Masyarakat menilai bahwa jalan merupakan urat nadi perekonomian desa. Ketika akses transportasi rusak dalam waktu lama, dampaknya tidak hanya dirasakan oleh pengguna jalan, tetapi juga oleh petani, pelaku UMKM, pelajar, pekerja, hingga kendaraan pelayanan publik dan kendaraan darurat.
Warga berharap seluruh pemangku kepentingan tidak saling melempar tanggung jawab, melainkan duduk bersama mencari solusi yang cepat, terukur, dan berkelanjutan. Mereka juga meminta adanya kepastian mengenai rencana perbaikan, termasuk jadwal pelaksanaan dan pihak yang bertanggung jawab.

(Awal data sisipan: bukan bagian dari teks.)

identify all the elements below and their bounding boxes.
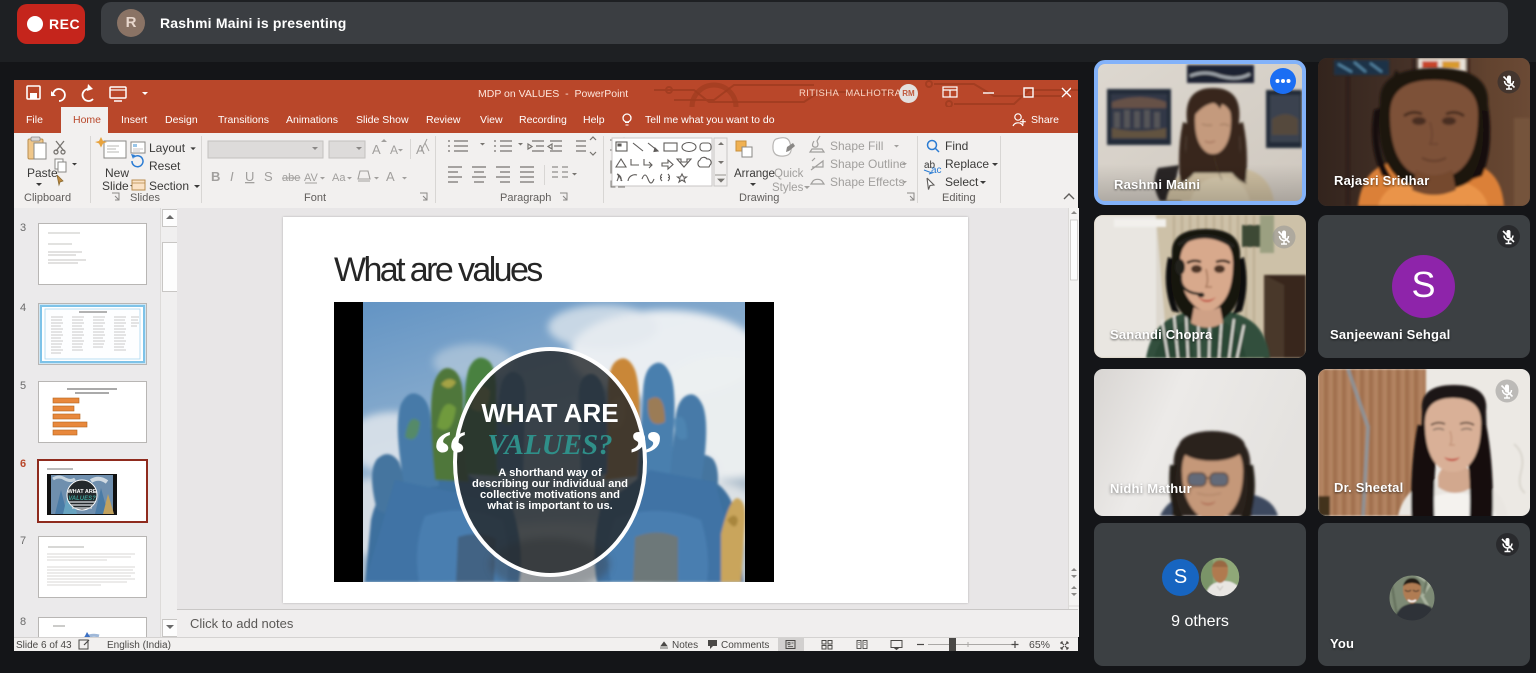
svg-text:Find: Find xyxy=(945,139,968,153)
svg-text:Arrange: Arrange xyxy=(734,168,775,180)
svg-text:AV: AV xyxy=(304,172,319,184)
svg-text:Section: Section xyxy=(149,179,189,193)
svg-text:New: New xyxy=(105,166,129,180)
svg-text:WHAT ARE: WHAT ARE xyxy=(481,398,618,428)
svg-text:Paste: Paste xyxy=(27,166,58,180)
svg-text:A: A xyxy=(416,142,425,157)
svg-text:S: S xyxy=(264,169,273,184)
svg-text:what is important to us.: what is important to us. xyxy=(486,500,613,512)
svg-text:WHAT ARE: WHAT ARE xyxy=(67,489,96,495)
svg-text:Layout: Layout xyxy=(149,141,186,155)
svg-text:Aa: Aa xyxy=(332,172,346,184)
svg-text:A: A xyxy=(372,142,381,157)
svg-text:Select: Select xyxy=(945,175,979,189)
svg-text:ac: ac xyxy=(931,165,942,176)
svg-text:B: B xyxy=(211,169,220,184)
svg-text:Slide: Slide xyxy=(102,179,129,193)
svg-text:”: ” xyxy=(629,416,663,492)
svg-text:VALUES?: VALUES? xyxy=(68,496,96,502)
svg-text:Shape Fill: Shape Fill xyxy=(830,139,883,153)
svg-text:Shape Outline: Shape Outline xyxy=(830,157,906,171)
svg-text:I: I xyxy=(230,169,234,184)
svg-text:Shape Effects: Shape Effects xyxy=(830,175,905,189)
svg-text:A: A xyxy=(386,169,395,184)
svg-text:Notes: Notes xyxy=(672,640,698,651)
svg-text:abe: abe xyxy=(282,172,300,184)
svg-text:Reset: Reset xyxy=(149,159,181,173)
svg-text:U: U xyxy=(245,169,254,184)
svg-text:Replace: Replace xyxy=(945,157,989,171)
svg-text:Drawing: Drawing xyxy=(739,192,779,204)
svg-text:Paragraph: Paragraph xyxy=(500,192,551,204)
svg-text:Clipboard: Clipboard xyxy=(24,192,71,204)
svg-text:VALUES?: VALUES? xyxy=(487,429,612,461)
svg-text:A: A xyxy=(390,143,398,157)
svg-text:Editing: Editing xyxy=(942,192,976,204)
svg-text:Slides: Slides xyxy=(130,192,160,204)
svg-text:Font: Font xyxy=(304,192,326,204)
svg-text:65%: 65% xyxy=(1029,639,1050,651)
svg-text:Quick: Quick xyxy=(774,168,804,180)
svg-text:Comments: Comments xyxy=(721,640,769,651)
svg-text:“: “ xyxy=(433,416,467,492)
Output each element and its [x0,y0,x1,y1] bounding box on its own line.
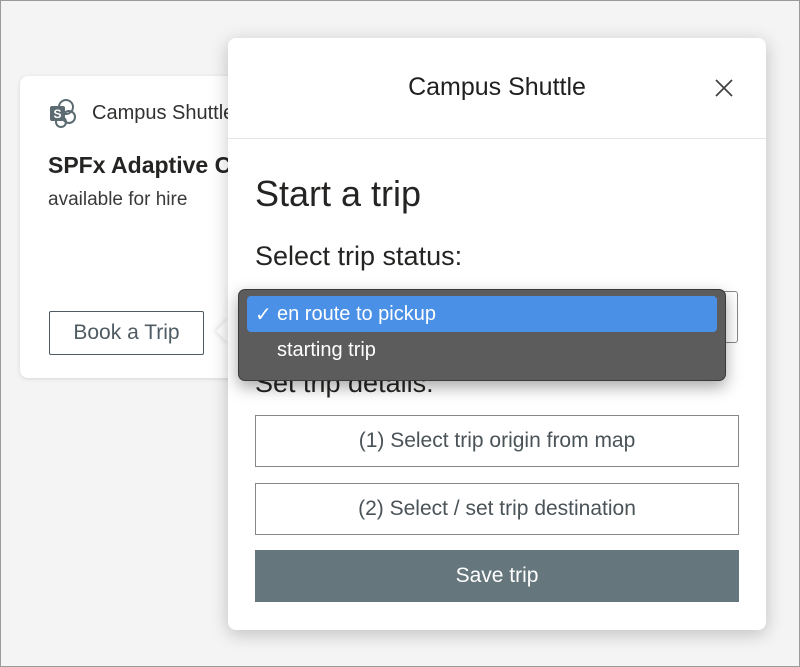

Secara terpisah, masyarakat menyampaikan bahwa aksi penutupan jalan dilakukan sebagai bentuk penyampaian aspirasi agar persoalan tersebut memperoleh perhatian serius. Mereka berharap dialog terbuka dapat segera dilakukan sehingga penyelesaian dapat ditempuh tanpa menimbulkan dampak yang lebih luas bagi masyarakat maupun pengguna jalan lainnya.
Dari sisi regulasi, penyelenggaraan jalan merupakan bagian dari pelayanan publik yang diatur dalam berbagai ketentuan perundang-undangan sesuai kewenangan masing-masing. Selain itu, perusahaan yang beroperasi di tengah masyarakat juga diharapkan membangun hubungan yang harmonis dengan lingkungan sekitar melalui komunikasi, kolaborasi, dan pelaksanaan program tanggung jawab sosial sesuai peraturan yang berlaku.
Hingga berita ini disusun, belum diperoleh keterangan resmi dari Pemerintah Kabupaten Banyuwangi, PT Perkebunan Bayu Lor, maupun PT Wahana Energi Sejahtera (PLTMH Bayu) terkait aspirasi masyarakat dan rencana tindak lanjut atas kondisi jalan tersebut.
Media Nasional Ganesha Abadi akan terus memantau perkembangan persoalan ini serta membuka ruang hak jawab dan hak klarifikasi bagi seluruh pihak terkait sesuai amanat Undang-Undang Nomor 40 Tahun 1999 tentang Pers, sebagai bagian dari komitmen pemberitaan yang akurat, berimbang, dan mengedepankan kepentingan publik.